The word sociology derives part of its name from the Latin word socius ('companion' or 'fellowship'[22]). The suffix -logy ('the study of') comes from that of the Greek -λογία, derived from λόγος (lógos, 'word' or 'knowledge').[citation needed]
The term sociology was first coined in 1780 by the French essayist Emmanuel-Joseph Sieyès in an unpublished manuscript.[23][note 2] Sociology was later defined independently by French philosopher of science Auguste Comte (1798–1857) in 1838[24] as a new way of looking at society.[25]: 10 Comte had earlier used the term social physics, but it had been subsequently appropriated by others, most notably the Belgian statistician Adolphe Quetelet. Comte endeavored to unify history, psychology, and economics through the scientific understanding of social life. Writing shortly after the malaise of the French Revolution, he proposed that social ills could be remedied through sociological positivism, an epistemological approach outlined in the Course in Positive Philosophy (1830–1842), later included in A General View of Positivism (1848).

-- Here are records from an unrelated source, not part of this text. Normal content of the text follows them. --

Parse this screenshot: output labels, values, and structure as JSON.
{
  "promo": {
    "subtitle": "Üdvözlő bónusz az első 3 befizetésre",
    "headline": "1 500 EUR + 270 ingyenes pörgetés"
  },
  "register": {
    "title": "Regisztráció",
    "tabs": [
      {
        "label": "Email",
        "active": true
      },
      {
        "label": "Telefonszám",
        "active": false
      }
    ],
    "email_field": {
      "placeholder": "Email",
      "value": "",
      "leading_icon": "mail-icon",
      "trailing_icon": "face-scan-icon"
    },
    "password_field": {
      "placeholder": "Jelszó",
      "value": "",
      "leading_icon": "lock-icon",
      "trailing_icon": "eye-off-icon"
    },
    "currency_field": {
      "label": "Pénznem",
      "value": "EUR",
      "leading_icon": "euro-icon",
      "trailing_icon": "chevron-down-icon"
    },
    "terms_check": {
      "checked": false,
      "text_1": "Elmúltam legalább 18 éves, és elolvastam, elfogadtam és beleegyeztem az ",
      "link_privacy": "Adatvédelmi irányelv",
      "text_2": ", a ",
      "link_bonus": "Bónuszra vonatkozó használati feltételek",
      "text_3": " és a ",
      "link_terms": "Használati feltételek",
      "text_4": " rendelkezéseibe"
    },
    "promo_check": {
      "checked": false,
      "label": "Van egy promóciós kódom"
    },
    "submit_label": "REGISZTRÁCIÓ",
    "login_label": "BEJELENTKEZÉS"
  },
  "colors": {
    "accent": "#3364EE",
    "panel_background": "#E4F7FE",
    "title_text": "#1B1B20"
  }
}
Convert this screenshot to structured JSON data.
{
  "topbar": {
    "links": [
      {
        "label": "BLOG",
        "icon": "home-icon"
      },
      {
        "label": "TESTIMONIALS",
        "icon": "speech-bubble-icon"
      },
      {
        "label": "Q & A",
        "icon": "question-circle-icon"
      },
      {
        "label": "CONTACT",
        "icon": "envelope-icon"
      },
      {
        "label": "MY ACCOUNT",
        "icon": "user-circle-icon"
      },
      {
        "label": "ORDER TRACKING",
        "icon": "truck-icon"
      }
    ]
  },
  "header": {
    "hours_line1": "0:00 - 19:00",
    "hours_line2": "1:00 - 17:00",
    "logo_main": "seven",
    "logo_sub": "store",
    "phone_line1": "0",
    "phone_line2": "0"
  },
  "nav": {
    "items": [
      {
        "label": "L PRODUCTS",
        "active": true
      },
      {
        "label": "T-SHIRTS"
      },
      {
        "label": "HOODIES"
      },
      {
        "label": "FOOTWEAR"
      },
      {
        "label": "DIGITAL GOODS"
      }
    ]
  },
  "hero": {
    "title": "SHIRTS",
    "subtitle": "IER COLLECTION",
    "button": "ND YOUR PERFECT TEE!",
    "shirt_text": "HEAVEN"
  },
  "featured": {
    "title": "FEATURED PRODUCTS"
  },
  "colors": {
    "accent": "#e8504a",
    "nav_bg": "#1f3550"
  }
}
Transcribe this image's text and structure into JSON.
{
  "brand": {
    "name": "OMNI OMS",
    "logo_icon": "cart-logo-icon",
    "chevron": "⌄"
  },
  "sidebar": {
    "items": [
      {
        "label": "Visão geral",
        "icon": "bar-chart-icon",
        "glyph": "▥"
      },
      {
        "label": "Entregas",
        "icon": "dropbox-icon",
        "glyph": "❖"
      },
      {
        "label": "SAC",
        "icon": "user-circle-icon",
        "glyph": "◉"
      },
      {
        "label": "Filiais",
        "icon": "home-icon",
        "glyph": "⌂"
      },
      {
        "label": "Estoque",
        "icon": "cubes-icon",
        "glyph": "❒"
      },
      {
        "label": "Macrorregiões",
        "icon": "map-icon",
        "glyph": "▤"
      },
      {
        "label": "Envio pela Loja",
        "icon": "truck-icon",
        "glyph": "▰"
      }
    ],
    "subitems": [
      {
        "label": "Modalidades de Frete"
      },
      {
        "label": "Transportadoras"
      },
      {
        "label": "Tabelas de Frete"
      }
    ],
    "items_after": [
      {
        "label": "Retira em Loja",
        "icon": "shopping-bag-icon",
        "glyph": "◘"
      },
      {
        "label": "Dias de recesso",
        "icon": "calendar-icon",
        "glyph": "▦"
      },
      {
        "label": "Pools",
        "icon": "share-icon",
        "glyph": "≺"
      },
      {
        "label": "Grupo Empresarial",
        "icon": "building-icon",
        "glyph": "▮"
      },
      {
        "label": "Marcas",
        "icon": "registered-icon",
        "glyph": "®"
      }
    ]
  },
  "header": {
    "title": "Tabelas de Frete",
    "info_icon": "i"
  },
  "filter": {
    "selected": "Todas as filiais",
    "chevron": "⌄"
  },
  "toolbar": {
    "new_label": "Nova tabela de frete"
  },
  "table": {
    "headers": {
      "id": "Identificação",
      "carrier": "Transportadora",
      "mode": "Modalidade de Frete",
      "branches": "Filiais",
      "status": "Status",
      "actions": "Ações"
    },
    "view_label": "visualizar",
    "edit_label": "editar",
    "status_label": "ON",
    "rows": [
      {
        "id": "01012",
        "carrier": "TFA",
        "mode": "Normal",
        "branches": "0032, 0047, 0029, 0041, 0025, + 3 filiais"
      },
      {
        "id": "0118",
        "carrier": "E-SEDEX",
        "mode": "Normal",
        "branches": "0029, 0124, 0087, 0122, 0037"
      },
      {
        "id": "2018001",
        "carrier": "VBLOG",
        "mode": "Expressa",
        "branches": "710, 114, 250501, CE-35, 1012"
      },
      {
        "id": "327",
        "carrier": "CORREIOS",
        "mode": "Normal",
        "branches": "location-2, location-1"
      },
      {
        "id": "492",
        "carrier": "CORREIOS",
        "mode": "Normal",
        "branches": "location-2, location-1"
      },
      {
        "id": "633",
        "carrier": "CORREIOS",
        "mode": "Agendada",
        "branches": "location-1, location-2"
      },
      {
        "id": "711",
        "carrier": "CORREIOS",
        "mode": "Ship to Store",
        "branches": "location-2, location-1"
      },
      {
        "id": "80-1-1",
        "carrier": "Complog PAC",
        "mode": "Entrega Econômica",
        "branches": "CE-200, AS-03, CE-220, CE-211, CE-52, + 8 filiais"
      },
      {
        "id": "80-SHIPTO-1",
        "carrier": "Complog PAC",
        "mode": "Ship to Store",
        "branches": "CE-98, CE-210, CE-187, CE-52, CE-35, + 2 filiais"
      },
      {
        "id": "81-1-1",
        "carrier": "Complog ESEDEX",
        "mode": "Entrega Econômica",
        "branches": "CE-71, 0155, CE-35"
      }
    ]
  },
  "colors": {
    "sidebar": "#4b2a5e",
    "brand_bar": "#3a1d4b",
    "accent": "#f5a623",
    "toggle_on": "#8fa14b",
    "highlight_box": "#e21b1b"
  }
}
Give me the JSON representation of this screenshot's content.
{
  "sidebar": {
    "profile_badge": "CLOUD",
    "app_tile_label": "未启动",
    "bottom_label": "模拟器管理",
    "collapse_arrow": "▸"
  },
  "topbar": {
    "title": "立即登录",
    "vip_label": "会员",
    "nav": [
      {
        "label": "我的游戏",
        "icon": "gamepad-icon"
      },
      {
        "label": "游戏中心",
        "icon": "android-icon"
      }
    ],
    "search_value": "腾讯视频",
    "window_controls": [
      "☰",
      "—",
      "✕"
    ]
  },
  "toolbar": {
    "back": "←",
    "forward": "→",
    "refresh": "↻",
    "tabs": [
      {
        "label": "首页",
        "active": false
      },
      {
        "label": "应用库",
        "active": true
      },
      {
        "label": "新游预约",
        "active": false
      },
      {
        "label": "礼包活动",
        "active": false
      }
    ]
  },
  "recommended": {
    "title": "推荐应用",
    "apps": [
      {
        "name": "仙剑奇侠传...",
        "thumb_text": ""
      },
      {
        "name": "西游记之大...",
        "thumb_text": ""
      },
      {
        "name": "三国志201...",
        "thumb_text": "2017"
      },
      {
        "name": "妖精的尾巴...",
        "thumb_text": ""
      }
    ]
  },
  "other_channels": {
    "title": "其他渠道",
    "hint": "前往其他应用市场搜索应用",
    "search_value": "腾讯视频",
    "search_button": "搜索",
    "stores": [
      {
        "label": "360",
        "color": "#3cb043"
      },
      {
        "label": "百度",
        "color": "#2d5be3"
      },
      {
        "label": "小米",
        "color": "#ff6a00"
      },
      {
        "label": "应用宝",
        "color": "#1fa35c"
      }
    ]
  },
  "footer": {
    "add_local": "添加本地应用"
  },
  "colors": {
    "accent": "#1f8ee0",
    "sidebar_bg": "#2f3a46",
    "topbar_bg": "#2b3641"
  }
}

Comte believed a positivist stage would mark the final era in the progression of human understanding, after conjectural theological and metaphysical phases.[26] In observing the circular dependence of theory and observation in science, and having classified the sciences, Comte may be regarded as the first philosopher of science in the modern sense of the term.[27][28]
Auguste Comte (1798–1857)
Comte gave a powerful impetus to the development of sociology, an impetus that bore fruit in the later decades of the nineteenth century. To say this is certainly not to claim that French sociologists such as Durkheim were devoted disciples of the high priest of positivism. But by insisting on the irreducibility of each of his basic sciences to the particular science of sciences which it presupposed in the hierarchy and by emphasizing the nature of sociology as the scientific study of social phenomena Comte put sociology on the map. To be sure, [its] beginnings can be traced back well beyond Montesquieu, for example, and to Condorcet, not to speak of Saint-Simon, Comte's immediate predecessor. But Comte's clear recognition of sociology as a particular science, with a character of its own, justified Durkheim in regarding him as the father or founder of this science, even though Durkheim did not accept the idea of the three states and criticized Comte's approach to sociology.